Les travaux de la réunion du Parlement en ses deux chambres, consacrée au débat et à l'adoption du projet de loi portant amendement technique de la Constitution, ont débuté mercredi après-midi au Palais des Nations à Alger.
Les travaux se déroulent en séance plénière, présidée par le président du Conseil de la nation, M. Azouz Nasri, président du Parlement, en présence du président de l'Assemblée populaire nationale (APN), M. Brahim Boughali, ainsi que de membres du Gouvernement et de représentants d'institutions officielles.
L'un des principaux objectifs de ce projet de loi, qui comporte 12 amendements, est de «garantir la cohérence des textes juridiques et de combler les lacunes révélées par la pratique, en éliminant les ambiguïtés et les contradictions pouvant surgir lors de l'application des dispositions, contribuant ainsi à renforcer la clarté du cadre constitutionnel et à assurer son fonctionnement de manière précise et harmonieuse, sans toucher aux acquis fondamentaux consacrés par la Constitution de 2020».
Parmi les points phares proposés par l'amendement technique de la Constitution, figure l'introduction de l'obligation de justifier d'un niveau d'instruction pour se porter candidat à la fonction de président de la République, au titre des conditions prévues à l'article 87 de la Constitution.
Le projet d'amendement relatif à l'article 89 vise, quant à lui, à définir les modalités organisationnelles optimales de prestation de serment constitutionnel par le président de la République, en proposant que la cérémonie de prestation se déroule devant les deux chambres du Parlement réunies, en présence de toutes les hautes instances de la Nation et des cadres de l'Etat, avec la constitutionnalisation de la lecture par le premier président de la Cour suprême du serment constitutionnel au président de la République.
L'autre lacune que cet amendement technique entend combler, avec les articles 91 et 93, concerne le pouvoir de décider de la tenue d'élections présidentielles et législatives anticipées, sans aucune mention pour les élections locales.

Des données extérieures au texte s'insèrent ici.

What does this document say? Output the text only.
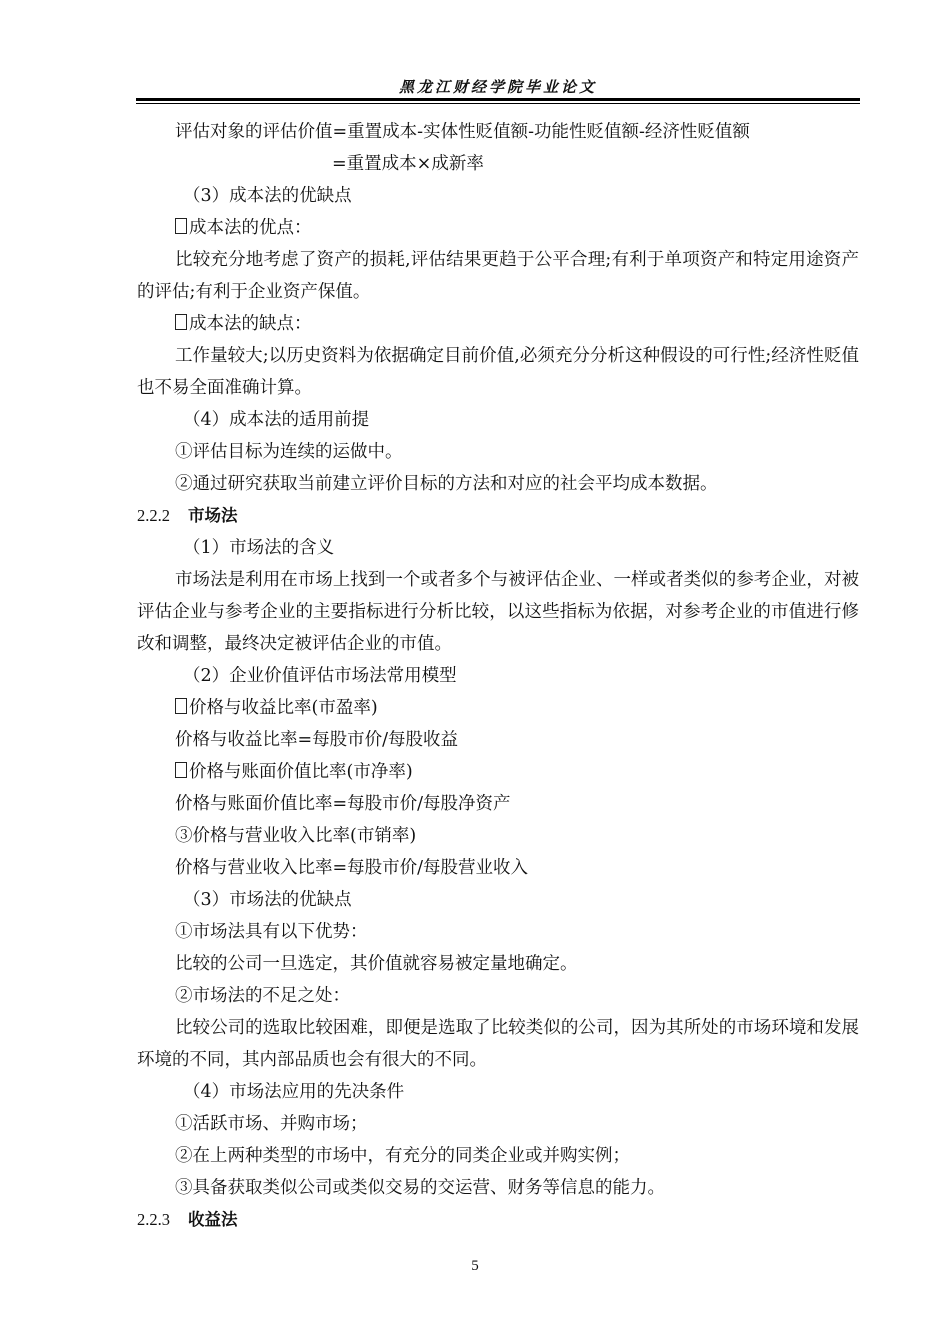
黑龙江财经学院毕业论文
评估对象的评估价值=重置成本-实体性贬值额-功能性贬值额-经济性贬值额
=重置成本×成新率
（3）成本法的优缺点
成本法的优点：
比较充分地考虑了资产的损耗,评估结果更趋于公平合理;有利于单项资产和特定用途资产的评估;有利于企业资产保值。
成本法的缺点：
工作量较大;以历史资料为依据确定目前价值,必须充分分析这种假设的可行性;经济性贬值也不易全面准确计算。
（4）成本法的适用前提
①评估目标为连续的运做中。
②通过研究获取当前建立评价目标的方法和对应的社会平均成本数据。
2.2.2 市场法
（1）市场法的含义
市场法是利用在市场上找到一个或者多个与被评估企业、一样或者类似的参考企业，对被评估企业与参考企业的主要指标进行分析比较，以这些指标为依据，对参考企业的市值进行修改和调整，最终决定被评估企业的市值。
（2）企业价值评估市场法常用模型
价格与收益比率(市盈率)
价格与收益比率=每股市价/每股收益
价格与账面价值比率(市净率)
价格与账面价值比率=每股市价/每股净资产
③价格与营业收入比率(市销率)
价格与营业收入比率=每股市价/每股营业收入
（3）市场法的优缺点
①市场法具有以下优势：
比较的公司一旦选定，其价值就容易被定量地确定。
②市场法的不足之处：
比较公司的选取比较困难，即便是选取了比较类似的公司，因为其所处的市场环境和发展环境的不同，其内部品质也会有很大的不同。
（4）市场法应用的先决条件
①活跃市场、并购市场；
②在上两种类型的市场中，有充分的同类企业或并购实例；
③具备获取类似公司或类似交易的交运营、财务等信息的能力。
2.2.3 收益法
5
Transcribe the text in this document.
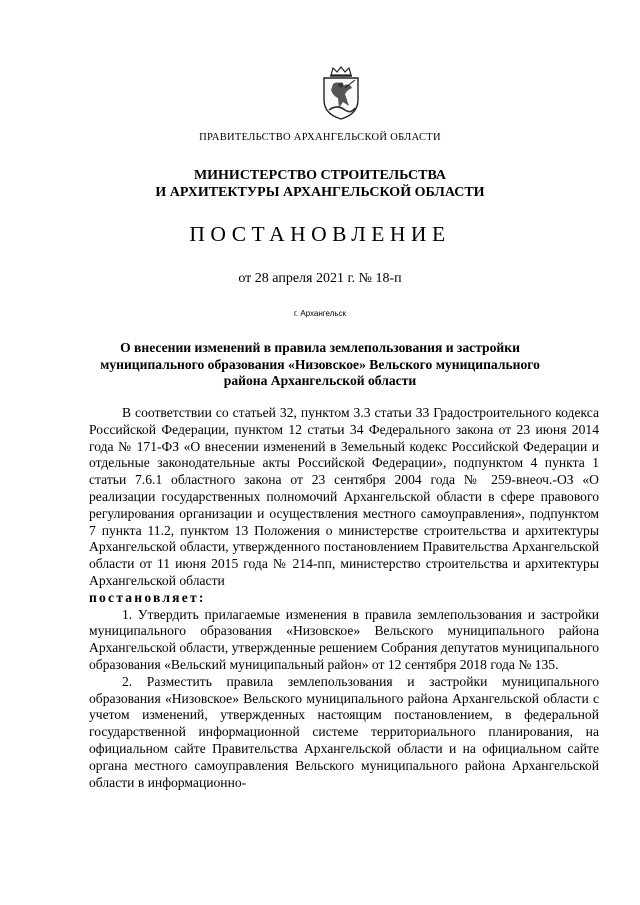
ПРАВИТЕЛЬСТВО АРХАНГЕЛЬСКОЙ ОБЛАСТИ
МИНИСТЕРСТВО СТРОИТЕЛЬСТВА
И АРХИТЕКТУРЫ АРХАНГЕЛЬСКОЙ ОБЛАСТИ
ПОСТАНОВЛЕНИЕ
от 28 апреля 2021 г. № 18-п
г. Архангельск
О внесении изменений в правила землепользования и застройки муниципального образования «Низовское» Вельского муниципального района Архангельской области

В соответствии со статьей 32, пунктом 3.3 статьи 33 Градостроительного кодекса Российской Федерации, пунктом 12 статьи 34 Федерального закона от 23 июня 2014 года № 171-ФЗ «О внесении изменений в Земельный кодекс Российской Федерации и отдельные законодательные акты Российской Федерации», подпунктом 4 пункта 1 статьи 7.6.1 областного закона от 23 сентября 2004 года № 259-внеоч.-ОЗ «О реализации государственных полномочий Архангельской области в сфере правового регулирования организации и осуществления местного самоуправления», подпунктом 7 пункта 11.2, пунктом 13 Положения о министерстве строительства и архитектуры Архангельской области, утвержденного постановлением Правительства Архангельской области от 11 июня 2015 года № 214-пп, министерство строительства и архитектуры Архангельской области

постановляет:

1. Утвердить прилагаемые изменения в правила землепользования и застройки муниципального образования «Низовское» Вельского муниципального района Архангельской области, утвержденные решением Собрания депутатов муниципального образования «Вельский муниципальный район» от 12 сентября 2018 года № 135.

2. Разместить правила землепользования и застройки муниципального образования «Низовское» Вельского муниципального района Архангельской области с учетом изменений, утвержденных настоящим постановлением, в федеральной государственной информационной системе территориального планирования, на официальном сайте Правительства Архангельской области и на официальном сайте органа местного самоуправления Вельского муниципального района Архангельской области в информационно-
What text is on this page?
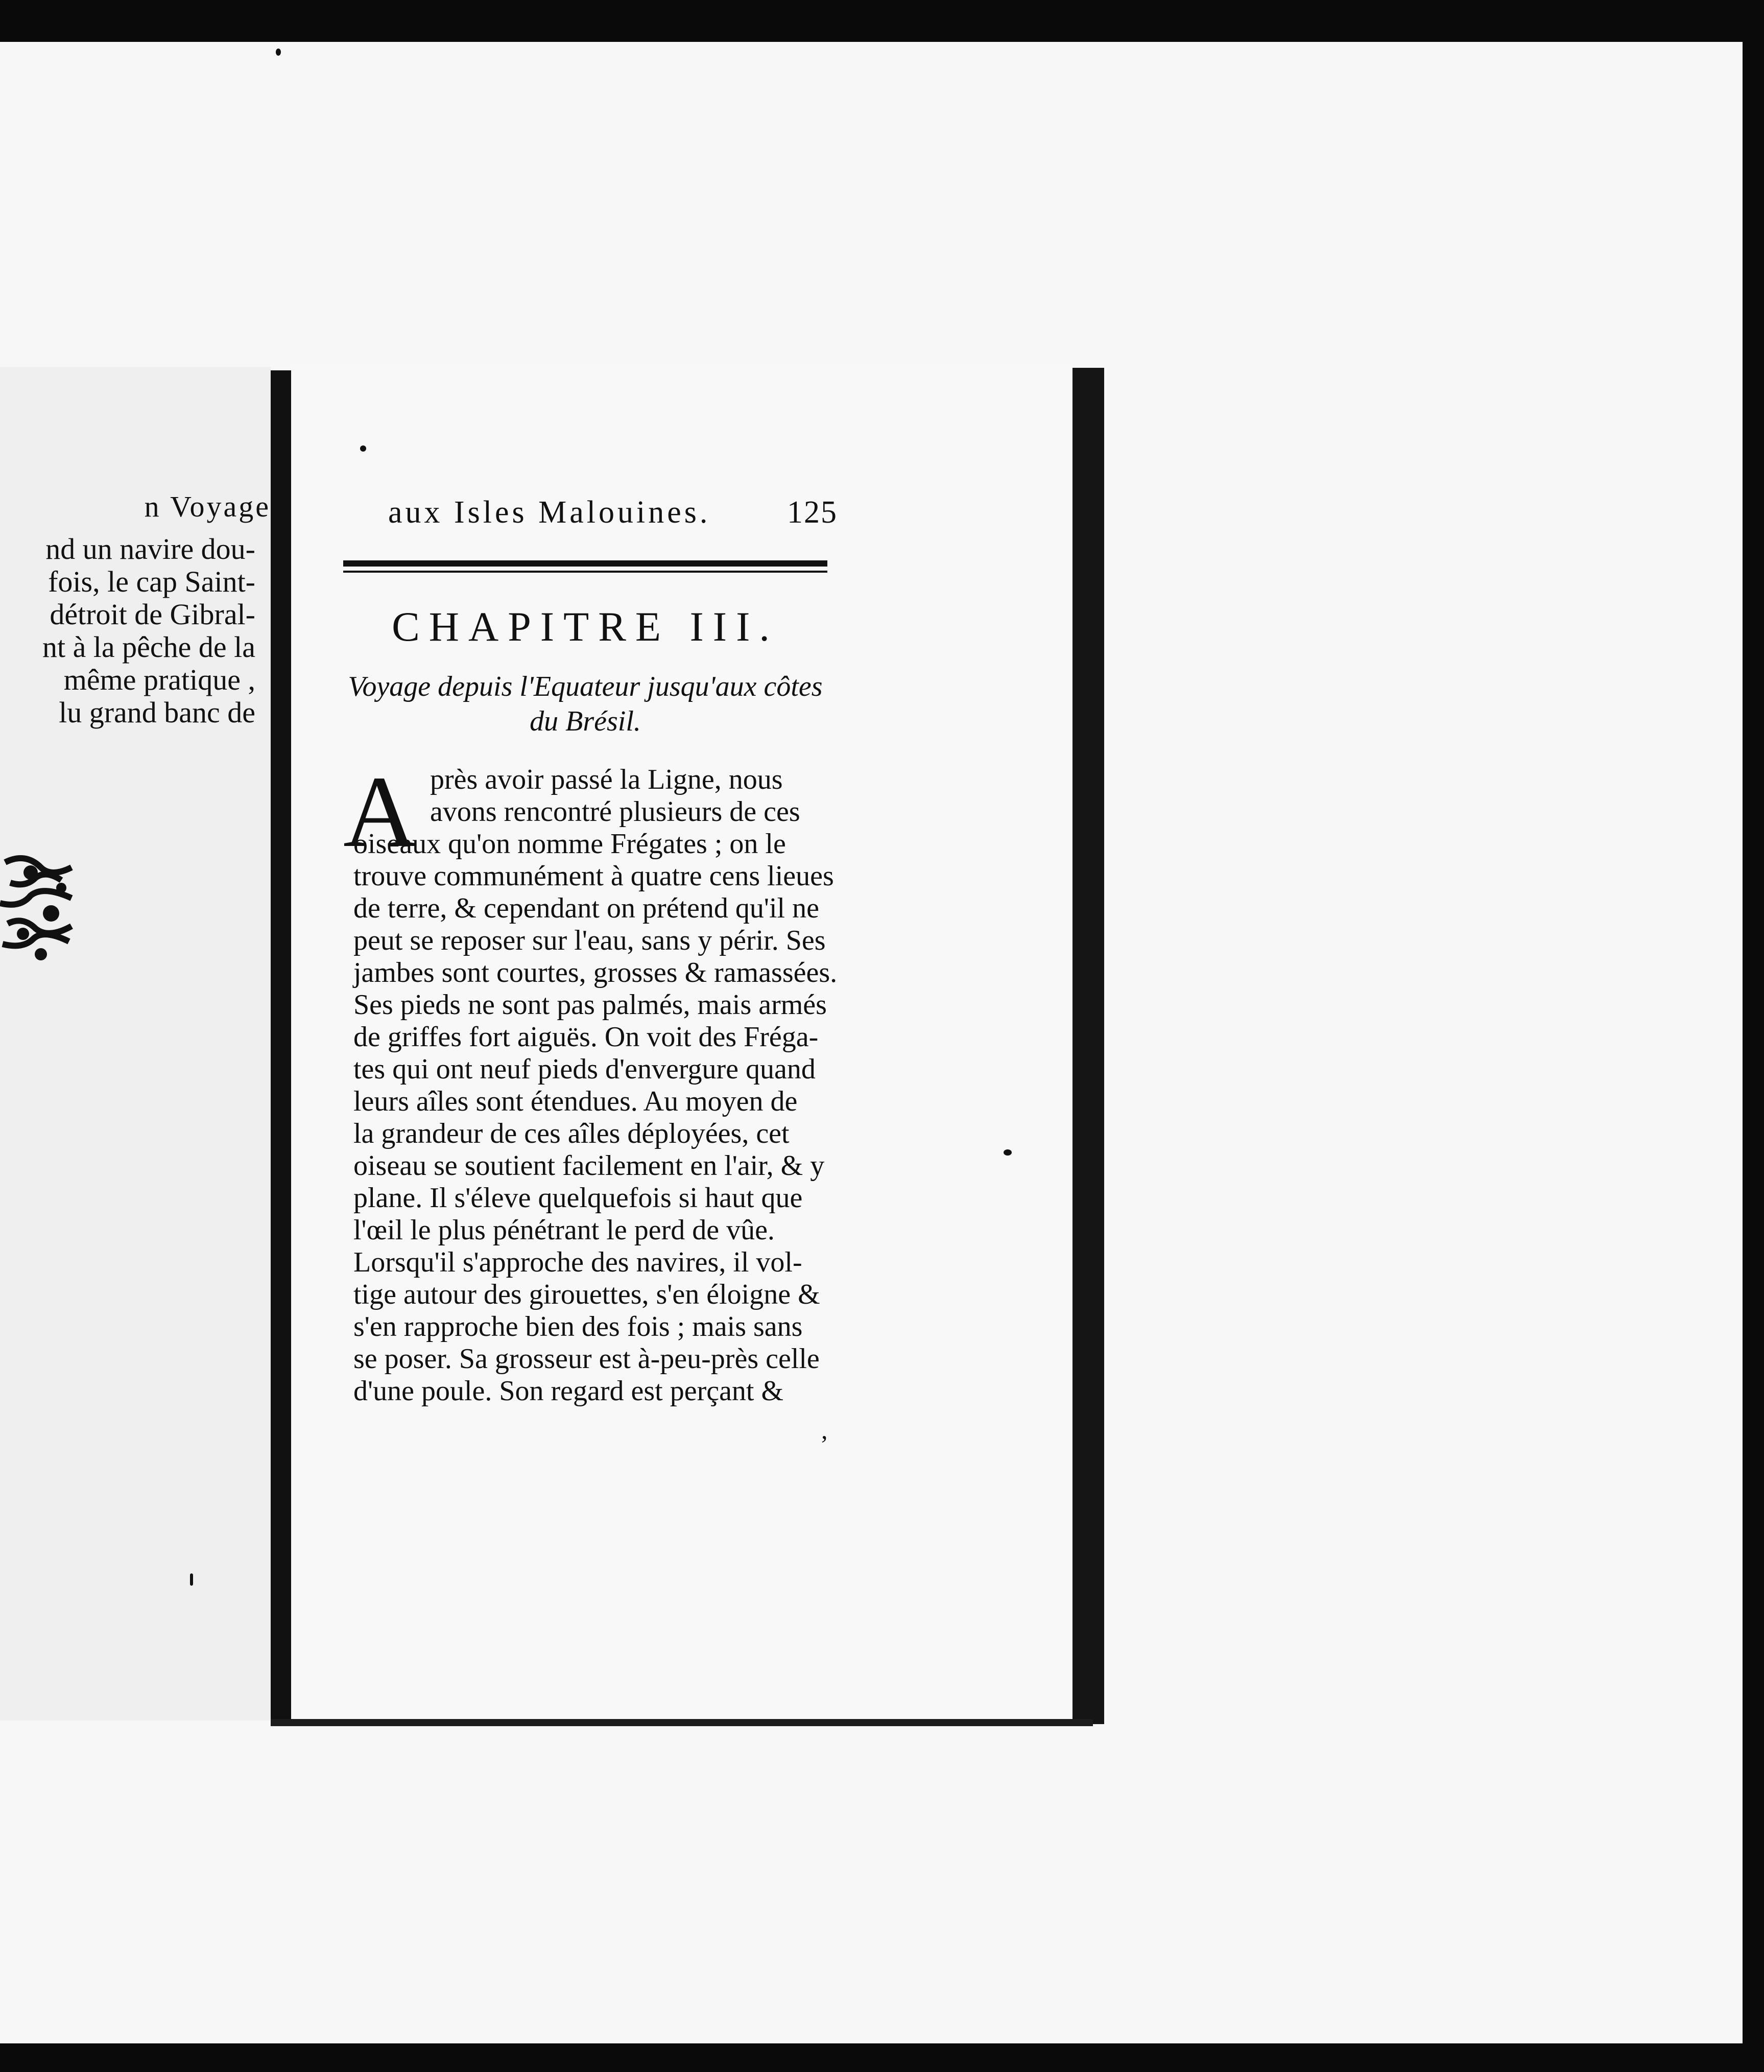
n Voyage
nd un navire dou-
fois, le cap Saint-
détroit de Gibral-
nt à la pêche de la
même pratique ,
lu grand banc de
aux Isles Malouines. 125
CHAPITRE III.
Voyage depuis l'Equateur jusqu'aux côtes
du Brésil.
A près avoir passé la Ligne, nous
avons rencontré plusieurs de ces
oiseaux qu'on nomme Frégates ; on le
trouve communément à quatre cens lieues
de terre, & cependant on prétend qu'il ne
peut se reposer sur l'eau, sans y périr. Ses
jambes sont courtes, grosses & ramassées.
Ses pieds ne sont pas palmés, mais armés
de griffes fort aiguës. On voit des Fréga-
tes qui ont neuf pieds d'envergure quand
leurs aîles sont étendues. Au moyen de
la grandeur de ces aîles déployées, cet
oiseau se soutient facilement en l'air, & y
plane. Il s'éleve quelquefois si haut que
l'œil le plus pénétrant le perd de vûe.
Lorsqu'il s'approche des navires, il vol-
tige autour des girouettes, s'en éloigne &
s'en rapproche bien des fois ; mais sans
se poser. Sa grosseur est à-peu-près celle
d'une poule. Son regard est perçant &
,
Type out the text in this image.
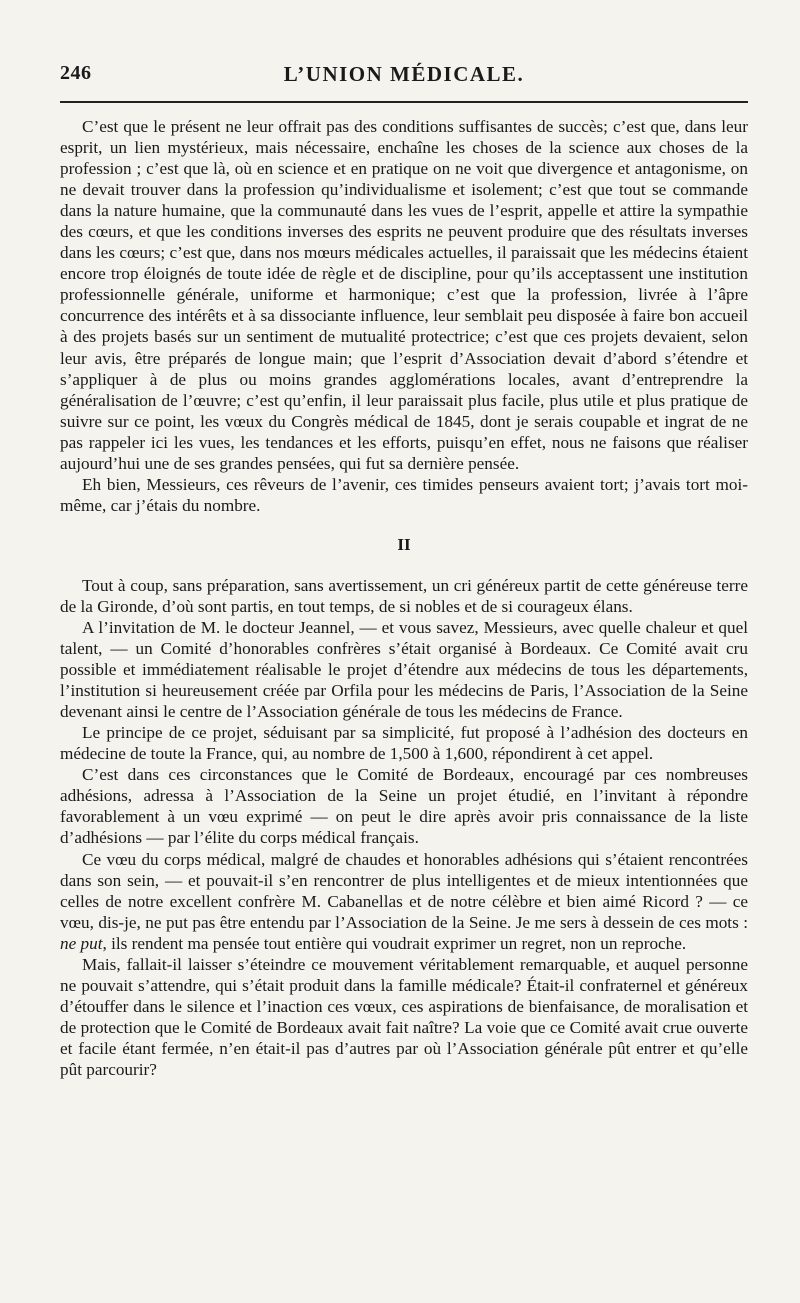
246	L’UNION MÉDICALE.

C’est que le présent ne leur offrait pas des conditions suffisantes de succès; c’est que, dans leur esprit, un lien mystérieux, mais nécessaire, enchaîne les choses de la science aux choses de la profession ; c’est que là, où en science et en pratique on ne voit que divergence et antagonisme, on ne devait trouver dans la profession qu’individualisme et isolement; c’est que tout se commande dans la nature humaine, que la communauté dans les vues de l’esprit, appelle et attire la sympathie des cœurs, et que les conditions inverses des esprits ne peuvent produire que des résultats inverses dans les cœurs; c’est que, dans nos mœurs médicales actuelles, il paraissait que les médecins étaient encore trop éloignés de toute idée de règle et de discipline, pour qu’ils acceptassent une institution professionnelle générale, uniforme et harmonique; c’est que la profession, livrée à l’âpre concurrence des intérêts et à sa dissociante influence, leur semblait peu disposée à faire bon accueil à des projets basés sur un sentiment de mutualité protectrice; c’est que ces projets devaient, selon leur avis, être préparés de longue main; que l’esprit d’Association devait d’abord s’étendre et s’appliquer à de plus ou moins grandes agglomérations locales, avant d’entreprendre la généralisation de l’œuvre; c’est qu’enfin, il leur paraissait plus facile, plus utile et plus pratique de suivre sur ce point, les vœux du Congrès médical de 1845, dont je serais coupable et ingrat de ne pas rappeler ici les vues, les tendances et les efforts, puisqu’en effet, nous ne faisons que réaliser aujourd’hui une de ses grandes pensées, qui fut sa dernière pensée.

Eh bien, Messieurs, ces rêveurs de l’avenir, ces timides penseurs avaient tort; j’avais tort moi-même, car j’étais du nombre.

II

Tout à coup, sans préparation, sans avertissement, un cri généreux partit de cette généreuse terre de la Gironde, d’où sont partis, en tout temps, de si nobles et de si courageux élans.

A l’invitation de M. le docteur Jeannel, — et vous savez, Messieurs, avec quelle chaleur et quel talent, — un Comité d’honorables confrères s’était organisé à Bordeaux. Ce Comité avait cru possible et immédiatement réalisable le projet d’étendre aux médecins de tous les départements, l’institution si heureusement créée par Orfila pour les médecins de Paris, l’Association de la Seine devenant ainsi le centre de l’Association générale de tous les médecins de France.

Le principe de ce projet, séduisant par sa simplicité, fut proposé à l’adhésion des docteurs en médecine de toute la France, qui, au nombre de 1,500 à 1,600, répondirent à cet appel.

C’est dans ces circonstances que le Comité de Bordeaux, encouragé par ces nombreuses adhésions, adressa à l’Association de la Seine un projet étudié, en l’invitant à répondre favorablement à un vœu exprimé — on peut le dire après avoir pris connaissance de la liste d’adhésions — par l’élite du corps médical français.

Ce vœu du corps médical, malgré de chaudes et honorables adhésions qui s’étaient rencontrées dans son sein, — et pouvait-il s’en rencontrer de plus intelligentes et de mieux intentionnées que celles de notre excellent confrère M. Cabanellas et de notre célèbre et bien aimé Ricord ? — ce vœu, dis-je, ne put pas être entendu par l’Association de la Seine. Je me sers à dessein de ces mots : ne put, ils rendent ma pensée tout entière qui voudrait exprimer un regret, non un reproche.

Mais, fallait-il laisser s’éteindre ce mouvement véritablement remarquable, et auquel personne ne pouvait s’attendre, qui s’était produit dans la famille médicale? Était-il confraternel et généreux d’étouffer dans le silence et l’inaction ces vœux, ces aspirations de bienfaisance, de moralisation et de protection que le Comité de Bordeaux avait fait naître? La voie que ce Comité avait crue ouverte et facile étant fermée, n’en était-il pas d’autres par où l’Association générale pût entrer et qu’elle pût parcourir?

Il est ainsi proposé de constitutionnaliser le pouvoir du président de la République de décider des élections locales anticipées.
Il est proposé aussi d'amender l'article 134 de la Constitution pour fixer la durée de la présidence du Conseil de la nation à six ans au lieu de trois ans.
S'agissant de la représentation des wilayas au sein du Conseil de la nation, il est proposé de modifier l'article 121 de la Constitution en adoptant le critère du nombre d'habitants pour déterminer le nombre de sièges attribués à chaque wilaya au sein dudit Conseil.
L'amendement propose également de revoir l'article 138 en vue d'améliorer le cadre réglementaire de l'ouverture de la session parlementaire ordinaire et d'assurer plus de flexibilité dans la fixation de sa date d'ouverture durant le mois de septembre, sans en préciser le jour, au lieu de la fixer au deuxième jour ouvrable du mois de septembre comme c'est le cas actuellement.
En outre, il est proposé de modifier l'article 180 pour revoir la composition du Conseil supérieur de la magistrature et prévoir, à l'article 181, que la nomination aux fonctions judiciaires spécifiques se fait par décret présidentiel après consultation du Conseil supérieur de la magistrature.
Cet amendement technique propose, par ailleurs, d'étendre les missions de l'ANIE au contrôle des opérations électorales et référendaires, tout en confiant la mission de préparation matérielle de ces opérations à l'administration.